There is no such thing as recovery in these cases. They will always remember it, always feel sad about their missing loved ones, and will have to learn to live with those feelings, while, hopefully, living a full and joyful life.
Neither were theirs. Not individually, and rarely collectively. BTW - my Dad was killed in Vietnam. It doesn't mean I flip out when someone shows a clip of a Huey going down.
It has also been 5 years. These people need to get on with life. In the case I mentioned, the grieving family doesn't get huge sums of money dropped into their laps, or a battery of grief counselors, or telethons collecting to make sure their kids can go to college.

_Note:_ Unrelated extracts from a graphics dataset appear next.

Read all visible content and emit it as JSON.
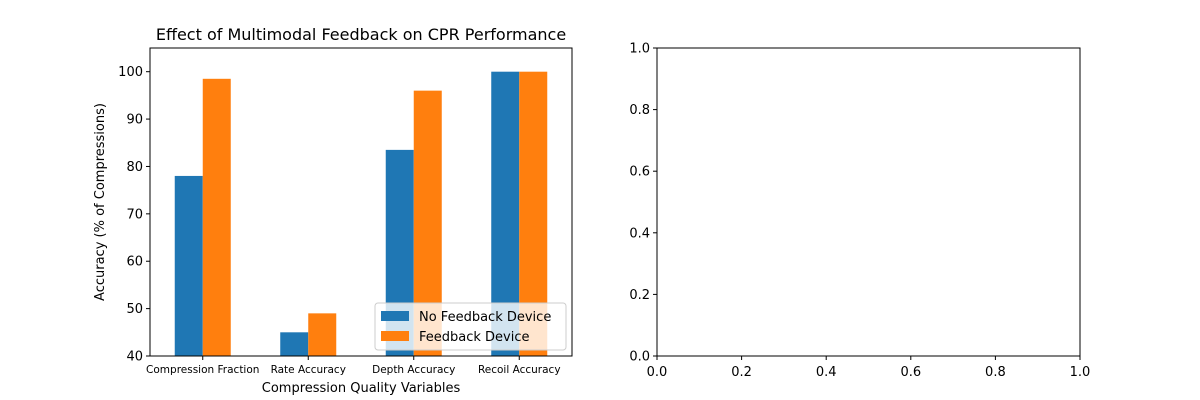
{
  "chart_data": [
    {
      "type": "bar",
      "title": "Effect of Multimodal Feedback on CPR Performance",
      "xlabel": "Compression Quality Variables",
      "ylabel": "Accuracy (% of Compressions)",
      "categories": [
        "Compression Fraction",
        "Rate Accuracy",
        "Depth Accuracy",
        "Recoil Accuracy"
      ],
      "series": [
        {
          "name": "No Feedback Device",
          "color": "#1f77b4",
          "values": [
            78,
            45,
            83.5,
            100
          ]
        },
        {
          "name": "Feedback Device",
          "color": "#ff7f0e",
          "values": [
            98.5,
            49,
            96,
            100
          ]
        }
      ],
      "ylim": [
        40,
        105
      ],
      "yticks": [
        40,
        50,
        60,
        70,
        80,
        90,
        100
      ],
      "yticks_text": [
        "40",
        "50",
        "60",
        "70",
        "80",
        "90",
        "100"
      ],
      "legend_position": "lower-right",
      "grid": false
    },
    {
      "type": "empty",
      "xlim": [
        0,
        1
      ],
      "ylim": [
        0,
        1
      ],
      "xticks_text": [
        "0.0",
        "0.2",
        "0.4",
        "0.6",
        "0.8",
        "1.0"
      ],
      "yticks_text": [
        "0.0",
        "0.2",
        "0.4",
        "0.6",
        "0.8",
        "1.0"
      ],
      "grid": false
    }
  ]
}
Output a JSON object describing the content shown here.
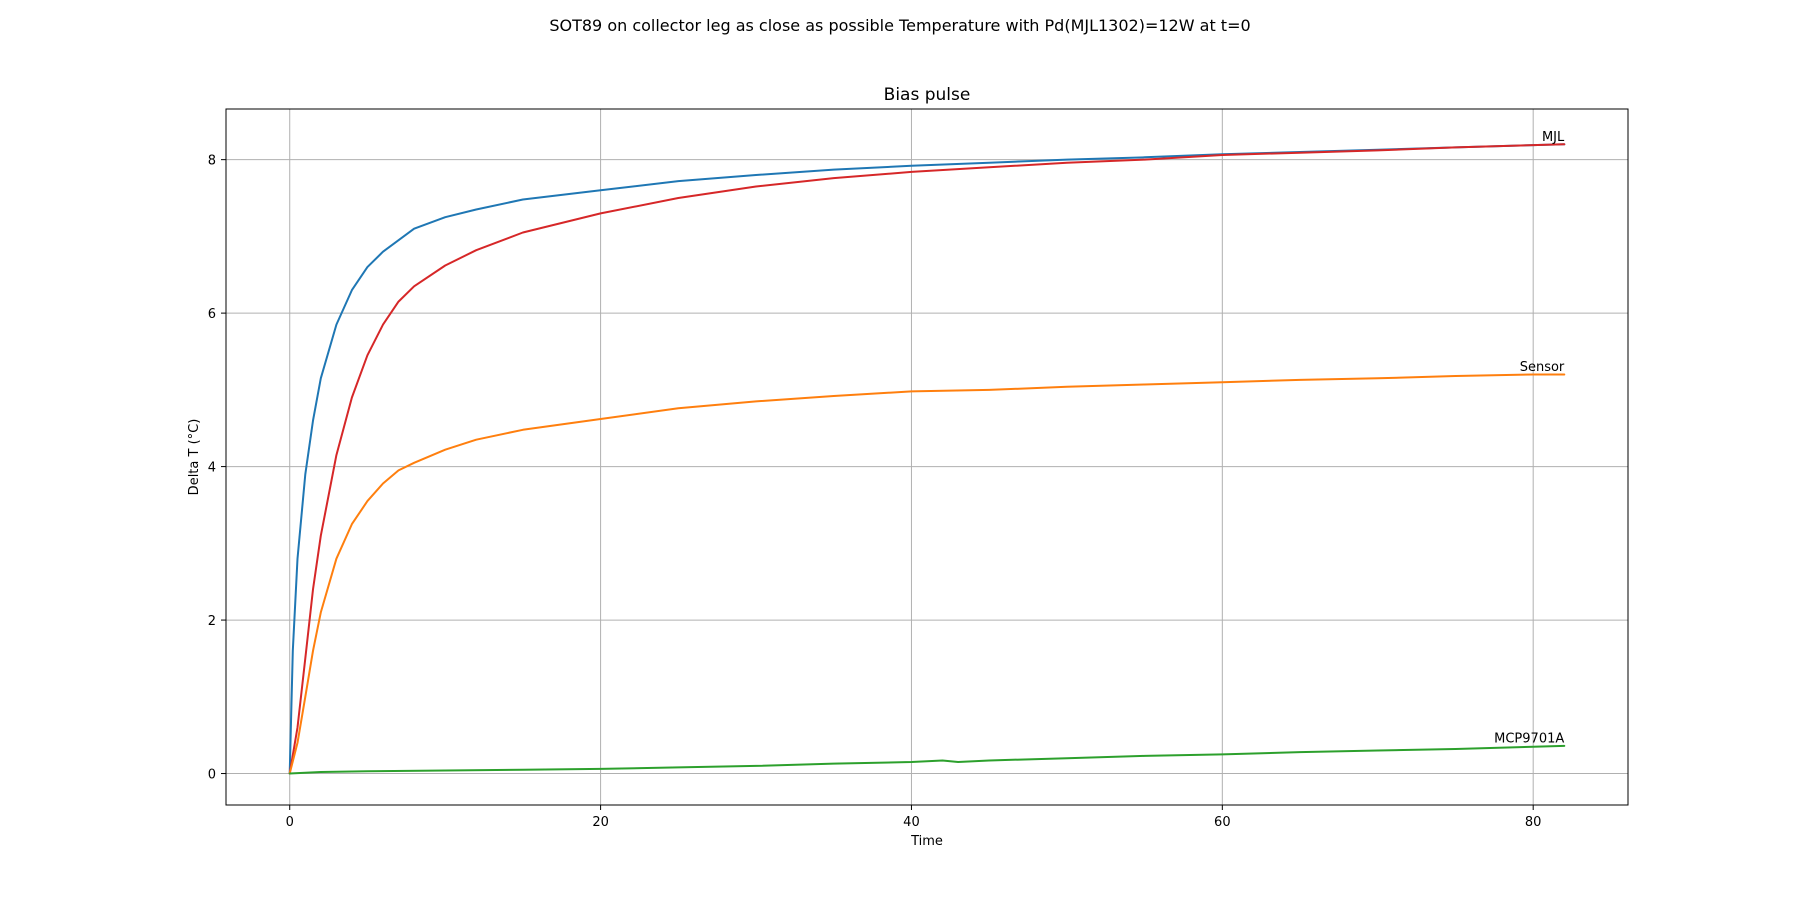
{
  "chart_data": {
    "type": "line",
    "suptitle": "SOT89 on collector leg as close as possible Temperature with Pd(MJL1302)=12W at t=0",
    "title": "Bias pulse",
    "xlabel": "Time",
    "ylabel": "Delta T (°C)",
    "xlim": [
      -4.1,
      86.1
    ],
    "ylim": [
      -0.41,
      8.66
    ],
    "xticks": [
      0,
      20,
      40,
      60,
      80
    ],
    "yticks": [
      0,
      2,
      4,
      6,
      8
    ],
    "grid": true,
    "series": [
      {
        "color": "#1f77b4",
        "x": [
          0,
          0.2,
          0.5,
          1,
          1.5,
          2,
          3,
          4,
          5,
          6,
          8,
          10,
          12,
          15,
          20,
          25,
          30,
          35,
          40,
          45,
          50,
          55,
          60,
          65,
          70,
          75,
          80,
          82
        ],
        "y": [
          0,
          1.6,
          2.8,
          3.9,
          4.6,
          5.15,
          5.85,
          6.3,
          6.6,
          6.8,
          7.1,
          7.25,
          7.35,
          7.48,
          7.6,
          7.72,
          7.8,
          7.87,
          7.92,
          7.96,
          8.0,
          8.03,
          8.07,
          8.1,
          8.13,
          8.16,
          8.19,
          8.2
        ]
      },
      {
        "color": "#d62728",
        "x": [
          0,
          0.5,
          1,
          1.5,
          2,
          3,
          4,
          5,
          6,
          7,
          8,
          10,
          12,
          15,
          20,
          25,
          30,
          35,
          40,
          45,
          50,
          55,
          60,
          65,
          70,
          75,
          80,
          82
        ],
        "y": [
          0,
          0.6,
          1.5,
          2.4,
          3.1,
          4.15,
          4.9,
          5.45,
          5.85,
          6.15,
          6.35,
          6.62,
          6.82,
          7.05,
          7.3,
          7.5,
          7.65,
          7.76,
          7.84,
          7.9,
          7.96,
          8.0,
          8.06,
          8.09,
          8.12,
          8.16,
          8.19,
          8.2
        ]
      },
      {
        "color": "#ff7f0e",
        "x": [
          0,
          0.5,
          1,
          1.5,
          2,
          3,
          4,
          5,
          6,
          7,
          8,
          10,
          12,
          15,
          20,
          25,
          30,
          35,
          40,
          45,
          50,
          55,
          60,
          65,
          70,
          75,
          80,
          82
        ],
        "y": [
          0,
          0.4,
          1.0,
          1.6,
          2.1,
          2.8,
          3.25,
          3.55,
          3.78,
          3.95,
          4.05,
          4.22,
          4.35,
          4.48,
          4.62,
          4.76,
          4.85,
          4.92,
          4.98,
          5.0,
          5.04,
          5.07,
          5.1,
          5.13,
          5.15,
          5.18,
          5.2,
          5.2
        ]
      },
      {
        "color": "#2ca02c",
        "x": [
          0,
          2,
          5,
          10,
          15,
          20,
          25,
          30,
          35,
          40,
          42,
          43,
          45,
          50,
          55,
          60,
          65,
          70,
          75,
          80,
          82
        ],
        "y": [
          0,
          0.02,
          0.03,
          0.04,
          0.05,
          0.06,
          0.08,
          0.1,
          0.13,
          0.15,
          0.17,
          0.15,
          0.17,
          0.2,
          0.23,
          0.25,
          0.28,
          0.3,
          0.32,
          0.35,
          0.36
        ]
      }
    ],
    "annotations": [
      {
        "text": "MJL",
        "x": 82,
        "y": 8.22
      },
      {
        "text": "Sensor",
        "x": 82,
        "y": 5.22
      },
      {
        "text": "MCP9701A",
        "x": 82,
        "y": 0.38
      }
    ]
  }
}
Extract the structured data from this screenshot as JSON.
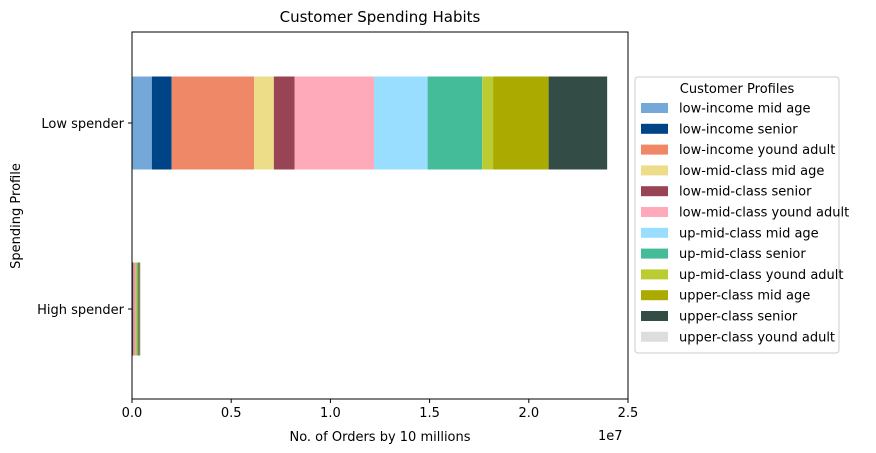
{
  "chart_data": {
    "type": "bar",
    "orientation": "horizontal",
    "stacked": true,
    "title": "Customer Spending Habits",
    "xlabel": "No. of Orders by 10 millions",
    "ylabel": "Spending Profile",
    "x_offset_label": "1e7",
    "xlim": [
      0,
      25000000
    ],
    "x_ticks": [
      0,
      5000000,
      10000000,
      15000000,
      20000000,
      25000000
    ],
    "x_tick_labels": [
      "0.0",
      "0.5",
      "1.0",
      "1.5",
      "2.0",
      "2.5"
    ],
    "categories": [
      "Low spender",
      "High spender"
    ],
    "grid": false,
    "legend": {
      "title": "Customer Profiles",
      "placement": "center-right-outside"
    },
    "series": [
      {
        "name": "low-income mid age",
        "color": "#73a8d8",
        "values": [
          1000000,
          30000
        ]
      },
      {
        "name": "low-income senior",
        "color": "#004488",
        "values": [
          1000000,
          30000
        ]
      },
      {
        "name": "low-income yound adult",
        "color": "#ee8866",
        "values": [
          4150000,
          60000
        ]
      },
      {
        "name": "low-mid-class mid age",
        "color": "#eedd88",
        "values": [
          1000000,
          20000
        ]
      },
      {
        "name": "low-mid-class senior",
        "color": "#994455",
        "values": [
          1050000,
          20000
        ]
      },
      {
        "name": "low-mid-class yound adult",
        "color": "#ffaabb",
        "values": [
          4000000,
          40000
        ]
      },
      {
        "name": "up-mid-class mid age",
        "color": "#99ddff",
        "values": [
          2700000,
          20000
        ]
      },
      {
        "name": "up-mid-class senior",
        "color": "#44bb99",
        "values": [
          2750000,
          20000
        ]
      },
      {
        "name": "up-mid-class yound adult",
        "color": "#bbcc33",
        "values": [
          550000,
          20000
        ]
      },
      {
        "name": "upper-class mid age",
        "color": "#aaaa00",
        "values": [
          2800000,
          70000
        ]
      },
      {
        "name": "upper-class senior",
        "color": "#334c46",
        "values": [
          2950000,
          60000
        ]
      },
      {
        "name": "upper-class yound adult",
        "color": "#dddddd",
        "values": [
          0,
          60000
        ]
      }
    ]
  }
}
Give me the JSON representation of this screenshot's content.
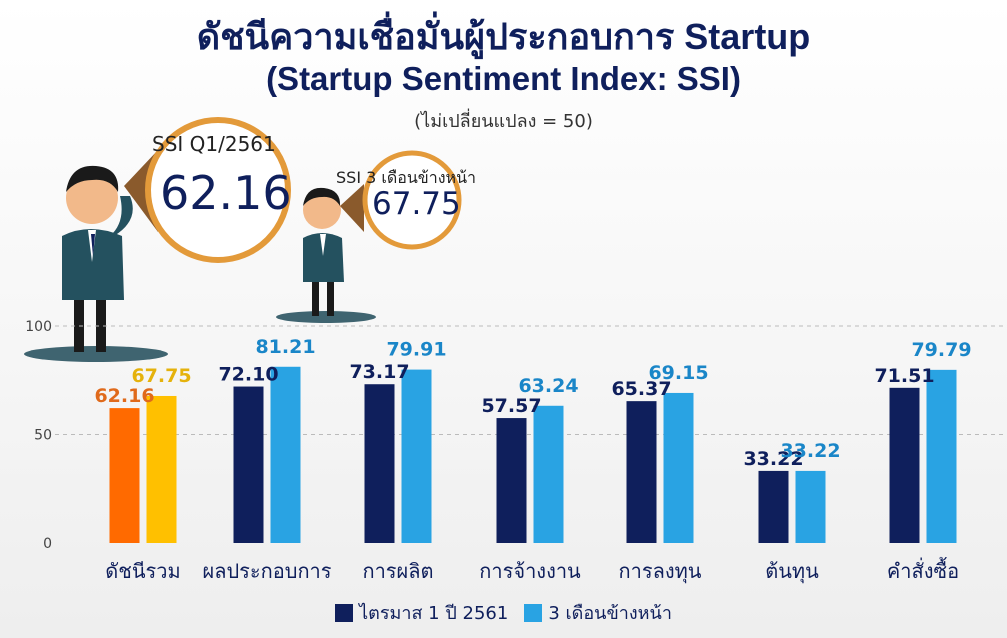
{
  "title": "ดัชนีความเชื่อมั่นผู้ประกอบการ Startup",
  "subtitle": "(Startup Sentiment Index: SSI)",
  "note": "(ไม่เปลี่ยนแปลง = 50)",
  "callouts": {
    "current_label": "SSI Q1/2561",
    "current_value": "62.16",
    "forecast_label": "SSI 3 เดือนข้างหน้า",
    "forecast_value": "67.75"
  },
  "colors": {
    "series1": "#0f1f5c",
    "series2": "#29a3e3",
    "highlight1": "#ff6a00",
    "highlight2": "#ffc000",
    "label1": "#0f1f5c",
    "label2": "#1a86c8",
    "highlight_label1": "#e06a1b",
    "highlight_label2": "#e5b20c"
  },
  "chart_data": {
    "type": "bar",
    "categories": [
      "ดัชนีรวม",
      "ผลประกอบการ",
      "การผลิต",
      "การจ้างงาน",
      "การลงทุน",
      "ต้นทุน",
      "คำสั่งซื้อ"
    ],
    "series": [
      {
        "name": "ไตรมาส 1 ปี 2561",
        "values": [
          62.16,
          72.1,
          73.17,
          57.57,
          65.37,
          33.22,
          71.51
        ],
        "labels": [
          "62.16",
          "72.10",
          "73.17",
          "57.57",
          "65.37",
          "33.22",
          "71.51"
        ]
      },
      {
        "name": "3 เดือนข้างหน้า",
        "values": [
          67.75,
          81.21,
          79.91,
          63.24,
          69.15,
          33.22,
          79.79
        ],
        "labels": [
          "67.75",
          "81.21",
          "79.91",
          "63.24",
          "69.15",
          "33.22",
          "79.79"
        ]
      }
    ],
    "yticks": [
      "0",
      "50",
      "100"
    ],
    "ylim": [
      0,
      100
    ],
    "gridlines": "dashed at 50 and 100",
    "legend_position": "bottom"
  }
}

The 9/11 families received collectively the most comprehensive death benefits package ever assembled - and they are still whining.
BTW - when my Dad died in Vietnam, I DID get to see folks like Kerry claiming military officers such as my Dad were inhuman criminals. The 9/11 families didn't have to put up with anyone saying their Dads deserved to die.
I've never seen this picture before. It literally gave me goosebumps all over.
"I've never seen this picture before. It literally gave me goosebumps all over."
That is the consistently outstanding work of our own Prime Choice--
More here- I recommend it highly:
http://www.sacredcowburgers.com/
You must have forgotten Ward Churchill & Tom Tomorrow & Jerry Falwell (or was it Pat Robertson?).
I didn't forget anything relevant. The religous guys you mention said America was being judged with this horrible event - NOT that the folks killed in 9/11 deserved to die. All the folks you mention were roundly condemned as kooks or worse.
During Vietnam, many celebrities and politicians accused our military of war crimes. Their accusations were applauded by the MSM, and thousands marched.
So it isn't in any way analogous.
And my main point remains - the 9/11 families received an incredible outpouring of sympathy and counseling and money. Why does the family of a 9/11 victim need $1.6M, while the family of a drunk driver victim gets nothing?
In the end, most of us need to face death in the family and deal with it - and we don't take 5+ years and millions of dollars to do it.
The reason they were given money is because the families could have sued the Airlines, the Airport, Port Authority the government for damages. In order to get the money, the families had to give up their right to sue. The family of a drunk driver can sue for damages in civil court.